Amazon lands US patent covering drone security measures
- Amazon has been awarded a patent on measures intended to secure and protect drones while in flight to deliver packages, the U.S. Patent Office confirmed, according to CNBC.
- The patent is the result of a 2014 filing by Amazon, which sought to copyright "countermeasures of threats to an uncrewed autonomous vehicle," otherwise known as a drone. Amazon noted in its original filing that drones and their on-board communication and data systems could be targeted by malicious hackers.
- The patent also refers to how delivery drones could be connected to a mesh network to communicate and exchange location data, and that techniques such as encryption, frequency hopping and spread-spectrum could be used to both improve security and reduce the likelihood of interference.
Reports of this patent award come just a couple of weeks after Amazon completed its first Prime Air drone delivery in the U.K., where it has pursued much of its drone development while the U.S. government failed to aggressively address delivery drone guidelines.
It's no surprise that Amazon was thinking about security measures for complex drone operating environments way back in 2014. Allowed to move at its own pace, the e-commerce giant might have had many delivery drones making regular flights by now. Even though Amazon's drone delivery ambitions — and the drone delivery hopes of the entire retail sector — became muddled and delayed by slow-moving regulation development, this patent is a significant win for Amazon and a step forward for drone delivery.

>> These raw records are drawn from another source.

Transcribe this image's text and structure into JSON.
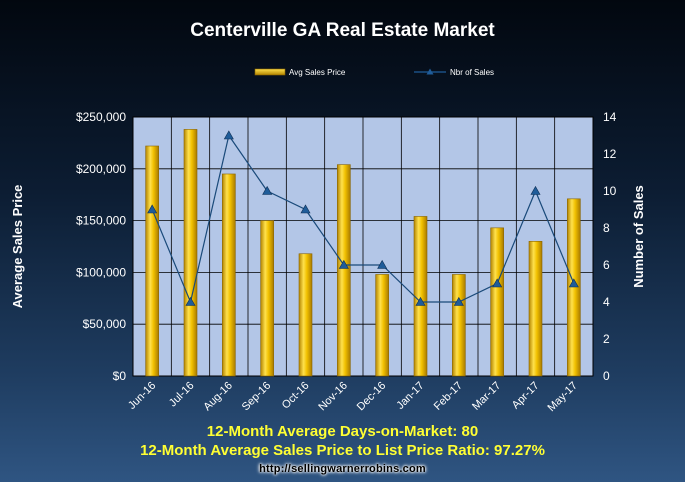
{
  "chart_data": {
    "type": "bar",
    "title": "Centerville GA Real Estate Market",
    "categories": [
      "Jun-16",
      "Jul-16",
      "Aug-16",
      "Sep-16",
      "Oct-16",
      "Nov-16",
      "Dec-16",
      "Jan-17",
      "Feb-17",
      "Mar-17",
      "Apr-17",
      "May-17"
    ],
    "series": [
      {
        "name": "Avg Sales Price",
        "type": "bar",
        "axis": "left",
        "values": [
          222000,
          238000,
          195000,
          150000,
          118000,
          204000,
          98000,
          154000,
          98000,
          143000,
          130000,
          171000
        ]
      },
      {
        "name": "Nbr of Sales",
        "type": "line",
        "axis": "right",
        "values": [
          9,
          4,
          13,
          10,
          9,
          6,
          6,
          4,
          4,
          5,
          10,
          5
        ]
      }
    ],
    "ylabel": "Average Sales Price",
    "y2label": "Number of Sales",
    "ylim": [
      0,
      250000
    ],
    "y2lim": [
      0,
      14
    ],
    "yticks": [
      "$0",
      "$50,000",
      "$100,000",
      "$150,000",
      "$200,000",
      "$250,000"
    ],
    "y2ticks": [
      "0",
      "2",
      "4",
      "6",
      "8",
      "10",
      "12",
      "14"
    ],
    "legend_position": "top",
    "grid": true,
    "colors": {
      "bar": "#f2c100",
      "line": "#1a4a7a",
      "plot_bg": "#b3c6e7"
    }
  },
  "notes": {
    "days_on_market": "12-Month Average Days-on-Market: 80",
    "price_ratio": "12-Month Average Sales Price to List Price Ratio: 97.27%"
  },
  "website": "http://sellingwarnerrobins.com"
}
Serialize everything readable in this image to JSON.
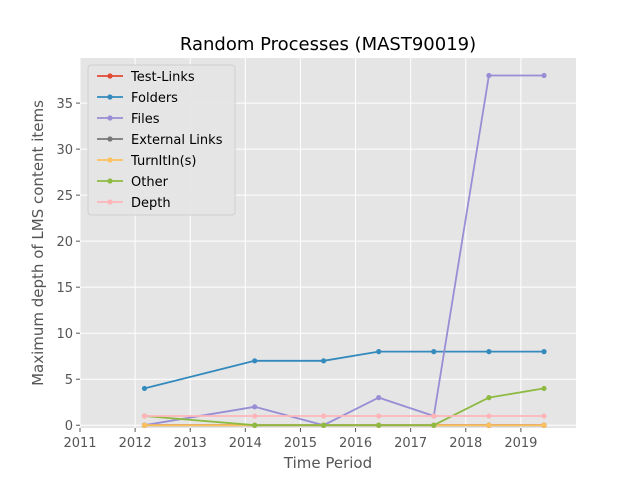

One of the big reasons why delivery drone regulations have been delayed is that government authorities want to make sure all the safety issues have been sorted out. If a delivery drone, or a number of delivery drones, were to be hacked in-flight, there could be disastrous implications both from a business perspective and a human safety perspective.
The unfortunate reality for delivery drones is the U.S. is that we may still be a couple years away from Federal Aviation Administration rules to govern their use, and even a little farther off from complex air space environments in which many drones from different operators are sharing the same space. Still, until then, drone operators can gain FAA approval for specific, controlled delivery projects, such as the extended pilot project Flirtey has been running on behalf of 7-Eleven in Nevada. Those projects and the efforts of companies like Amazon to prove the delivery drone flight can be safe and secure will help retail's drone delivery hopes make it to the next era intact.